Karate, Karaoke and other 'borrowed' words


Don’t you find our English language fascinating? The two words, karate and karaoke,  muddied up my thoughts as I woke this morning. Just had to Google them to find out more about their origin.

Karate is a martial art developed in the Ryukyu Islands in what is now Okinawa, Japan. It was developed partially from indigenous fighting methods called te (literally "hand"; Tii in Okinawan) and from Chinese kenpō. Karate is a striking art using punching, kicking, knee and elbow strikes, and open-handed techniques such as knife-hands. Grappling, locks, restraints, throws, and vital point strikes are taught in some styles.

Karaoke (portmanteau of Japanese kara "empty", and ōkesutora "orchestra") ( listen)) is a form of interactive entertainment or video game in which amateur singers sing along with recorded music (a music video) using a microphone and public address system.

What amuses me is that they are both imports from the Japanese even though they refer to two totally different activities. Both are fairly recent additions to our usage of them as English words. Can you think of other Japanese words we’ve started using as English.

Have you ever stopped to think of where some of the words we use on a regular basis come from? One of my novels, The Red Feather (WIP), has a character who is a French law officer working in England.
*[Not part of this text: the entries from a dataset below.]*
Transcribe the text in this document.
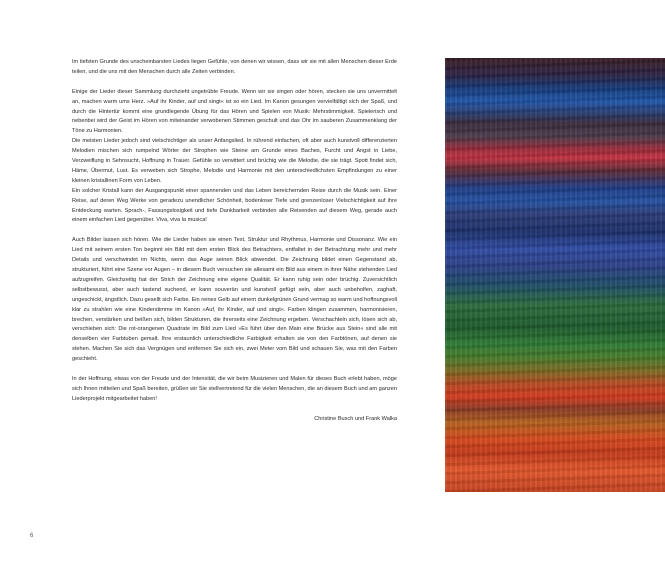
Im tiefsten Grunde des unscheinbarsten Liedes liegen Gefühle, von denen wir wissen, dass wir sie mit allen Menschen dieser Erde teilen, und die uns mit den Menschen durch alle Zeiten verbinden.

Einige der Lieder dieser Sammlung durchzieht ungetrübte Freude. Wenn wir sie singen oder hören, stecken sie uns unvermittelt an, machen warm ums Herz. »Auf ihr Kinder, auf und singt« ist so ein Lied. Im Kanon gesungen vervielfältigt sich der Spaß, und durch die Hintertür kommt eine grundlegende Übung für das Hören und Spielen von Musik: Mehrstimmigkeit. Spielerisch und nebenbei wird der Geist im Hören von miteinander verwobenen Stimmen geschult und das Ohr im sauberen Zusammenklang der Töne zu Harmonien.
Die meisten Lieder jedoch sind vielschichtiger als unser Anfangslied. In rührend einfachen, oft aber auch kunstvoll differenzierten Melodien mischen sich rumpelnd Wörter der Strophen wie Steine am Grunde eines Baches, Furcht und Angst in Liebe, Verzweiflung in Sehnsucht, Hoffnung in Trauer. Gefühle so verwittert und brüchig wie die Melodie, die sie trägt. Spott findet sich, Häme, Übermut, Lust. Es verweben sich Strophe, Melodie und Harmonie mit den unterschiedlichsten Empfindungen zu einer kleinen kristallinen Form von Leben.
Ein solcher Kristall kann der Ausgangspunkt einer spannenden und das Leben bereichernden Reise durch die Musik sein. Einer Reise, auf deren Weg Werke von geradezu unendlicher Schönheit, bodenloser Tiefe und grenzenloser Vielschichtigkeit auf ihre Entdeckung warten. Sprach-, Fassungslosigkeit und tiefe Dankbarkeit verbinden alle Reisenden auf diesem Weg, gerade auch einem einfachen Lied gegenüber. Viva, viva la musica!

Auch Bilder lassen sich hören. Wie die Lieder haben sie einen Text, Struktur und Rhythmus, Harmonie und Dissonanz. Wie ein Lied mit seinem ersten Ton beginnt ein Bild mit dem ersten Blick des Betrachters, entfaltet in der Betrachtung mehr und mehr Details und verschwindet im Nichts, wenn das Auge seinen Blick abwendet. Die Zeichnung bildet einen Gegenstand ab, strukturiert, führt eine Szene vor Augen – in diesem Buch versuchen sie allesamt ein Bild aus einem in ihrer Nähe stehenden Lied aufzugreifen. Gleichzeitig hat der Strich der Zeichnung eine eigene Qualität. Er kann ruhig sein oder brüchig. Zuversichtlich selbstbewusst, aber auch tastend suchend, er kann souverän und kunstvoll gefügt sein, aber auch unbeholfen, zaghaft, ungeschickt, ängstlich. Dazu gesellt sich Farbe. Ein reines Gelb auf einem dunkelgrünen Grund vermag so warm und hoffnungsvoll klar zu strahlen wie eine Kinderstimme im Kanon »Auf, ihr Kinder, auf und singt«. Farben klingen zusammen, harmonisieren, brechen, verstärken und beißen sich, bilden Strukturen, die ihrerseits eine Zeichnung ergeben. Verschachteln sich, lösen sich ab, verschieben sich: Die rot-orangenen Quadrate im Bild zum Lied »Es führt über den Main eine Brücke aus Stein« sind alle mit denselben vier Farbtuben gemalt. Ihre erstaunlich unterschiedliche Farbigkeit erhalten sie von den Farbtönen, auf denen sie stehen. Machen Sie sich das Vergnügen und entfernen Sie sich ein, zwei Meter vom Bild und schauen Sie, was mit den Farben geschieht.

In der Hoffnung, etwas von der Freude und der Intensität, die wir beim Musizieren und Malen für dieses Buch erlebt haben, möge sich Ihnen mitteilen und Spaß bereiten, grüßen wir Sie stellvertretend für die vielen Menschen, die an diesem Buch und am ganzen Liederprojekt mitgearbeitet haben!

Christine Busch und Frank Walka

6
Every so often when he speaks, I decided to throw in a word in French rather than English to help emphasize the reader’s perception of his character. Even though my first language as a child was French, I felt the need to acquire a French/English dictionary to verify the accuracy of the French words I’d incorporated into his dialog.

Interesting to note our language is compiled of ‘borrowed’ words. Many words we take for granted began life in another language. English is now considered an international language with its words originating from a myriad of languages.  

One of the reference books on my shelf is English Through The Ages. The book organizes its content in time periods based on when a word came into common usage. It finally resolves that age-old question: which came first? The chicken or the egg? According to this source, Chicken came first; it entered the English language before A. D. 950. The Johnny-come-lately egg didn’t show up until sometime before 1340.